View ProjectIRE-Major-Project
October 28, 2021 – November 25, 2021
IRE-Major-Project — GitHub repository
View ProjectMachine-Translation-Hindi-to-English
September 27, 2021 – September 27, 2021
Sequence to Sequence with Attention mechanism implemented for Machine Translation task on Hindi-English Parallel Corpus
View ProjectML-problem-for-Facial-datasets
June 23, 2020 – June 23, 2020
Problem has asked to use 6 different features/representations. They are (a) PCA/Eigen face(b)KernelPCA(c)LDA/Fisherface(d)Kernel Fisher Face (e) VGGFace (f) ResNet features Using these features, we need to analyze data and show empirically.
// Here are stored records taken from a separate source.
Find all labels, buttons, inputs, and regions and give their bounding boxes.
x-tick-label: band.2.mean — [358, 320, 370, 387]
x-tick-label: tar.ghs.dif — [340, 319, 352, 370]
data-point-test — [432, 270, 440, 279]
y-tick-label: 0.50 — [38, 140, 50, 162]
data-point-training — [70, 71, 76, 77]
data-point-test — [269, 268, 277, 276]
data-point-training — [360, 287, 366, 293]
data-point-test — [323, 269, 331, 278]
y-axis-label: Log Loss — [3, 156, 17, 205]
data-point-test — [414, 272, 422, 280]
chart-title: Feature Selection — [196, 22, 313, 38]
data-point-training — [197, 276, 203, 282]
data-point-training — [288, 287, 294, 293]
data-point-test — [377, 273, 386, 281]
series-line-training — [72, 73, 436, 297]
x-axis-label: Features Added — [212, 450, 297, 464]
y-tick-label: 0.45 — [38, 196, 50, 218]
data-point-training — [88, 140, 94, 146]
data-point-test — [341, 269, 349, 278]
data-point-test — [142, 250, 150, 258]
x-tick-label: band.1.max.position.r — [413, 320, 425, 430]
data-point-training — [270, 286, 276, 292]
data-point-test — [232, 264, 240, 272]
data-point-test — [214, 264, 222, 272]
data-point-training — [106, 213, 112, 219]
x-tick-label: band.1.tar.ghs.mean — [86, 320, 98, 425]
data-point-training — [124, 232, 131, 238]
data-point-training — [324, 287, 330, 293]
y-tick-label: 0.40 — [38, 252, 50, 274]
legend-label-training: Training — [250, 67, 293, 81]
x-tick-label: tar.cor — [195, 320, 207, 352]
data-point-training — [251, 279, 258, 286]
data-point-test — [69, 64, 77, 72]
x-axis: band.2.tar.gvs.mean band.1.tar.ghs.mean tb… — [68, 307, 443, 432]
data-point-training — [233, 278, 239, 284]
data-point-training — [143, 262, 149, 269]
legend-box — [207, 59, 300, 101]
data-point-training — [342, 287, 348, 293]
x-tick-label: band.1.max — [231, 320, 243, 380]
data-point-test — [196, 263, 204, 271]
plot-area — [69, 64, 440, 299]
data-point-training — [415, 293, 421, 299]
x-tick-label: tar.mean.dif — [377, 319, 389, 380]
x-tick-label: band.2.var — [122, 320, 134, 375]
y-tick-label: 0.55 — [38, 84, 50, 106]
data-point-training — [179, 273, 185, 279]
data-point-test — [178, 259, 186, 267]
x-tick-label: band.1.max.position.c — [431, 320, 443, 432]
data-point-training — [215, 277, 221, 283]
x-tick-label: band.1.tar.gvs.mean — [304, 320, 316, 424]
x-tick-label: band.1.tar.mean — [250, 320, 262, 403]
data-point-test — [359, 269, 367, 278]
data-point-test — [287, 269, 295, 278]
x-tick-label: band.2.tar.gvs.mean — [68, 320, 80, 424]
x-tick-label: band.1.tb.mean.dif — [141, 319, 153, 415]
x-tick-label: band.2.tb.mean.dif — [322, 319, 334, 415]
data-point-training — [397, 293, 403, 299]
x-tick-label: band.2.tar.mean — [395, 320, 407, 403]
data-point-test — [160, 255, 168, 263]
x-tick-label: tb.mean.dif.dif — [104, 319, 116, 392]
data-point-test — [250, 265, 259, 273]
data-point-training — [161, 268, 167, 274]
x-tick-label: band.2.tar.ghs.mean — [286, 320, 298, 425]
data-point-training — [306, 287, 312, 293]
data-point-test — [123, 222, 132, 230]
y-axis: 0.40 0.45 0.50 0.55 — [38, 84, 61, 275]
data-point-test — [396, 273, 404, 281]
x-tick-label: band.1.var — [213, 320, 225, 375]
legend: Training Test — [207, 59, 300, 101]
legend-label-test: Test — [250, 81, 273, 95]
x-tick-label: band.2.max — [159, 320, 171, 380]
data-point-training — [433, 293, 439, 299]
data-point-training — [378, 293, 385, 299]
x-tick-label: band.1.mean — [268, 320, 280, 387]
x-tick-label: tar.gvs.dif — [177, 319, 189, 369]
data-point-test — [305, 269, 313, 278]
Dataset used for this problem - IMFDB, CFW and YALE dataset I have written MLP Classifier (using Keras) for these datasets and drawn table showing model performances (like accuracy, F1 Score etc.) for different features. 4. For verification, I have used KNN Classifier and generated similar table for these 3 datasets. 5. I have created a new dataset which contains all the images from CFW and IMFDB datasets and generated image label as 0 (cartoon) and 1 (Real Image) for all the images. Now, I have used KNN Classifier and generated similar table of performance I have created a new dataset that contains cartoon and real images, which is a combination of IIITCFW and IMFDB datasets. I have generated data labels for these images in this combined dataset an
View ProjectClub-Mahindra-Hackathon
June 23, 2020 – June 23, 2020
This project is to predict a guest expenditure for a hotel stay. We have calculated RMSE score to decide the performance of our model
View ProjectCultural Fit Analysis
The candidate's projects show a strong inclination towards individual technical exploration and problem-solving in the data science domain. The diversity of projects (facial recognition, NLP, predictive modeling, Q&A bots) suggests adaptability and a broad interest in different ML applications. However, without information on collaborative projects or team roles, assessing cultural fit for a team-oriented environment is challenging. The candidate's experience level is listed as 0, but they hold a 'Data Scientist' role at Persistent Systems, which suggests a potential mismatch in the provided experience level or a very recent entry into the role. This could impact cultural fit if the target role requires significant prior industry experience.
Soft Skills & Operational Fit
Insufficient data to assess soft skills and operational fit. The candidate's project descriptions indicate a focus on technical implementation.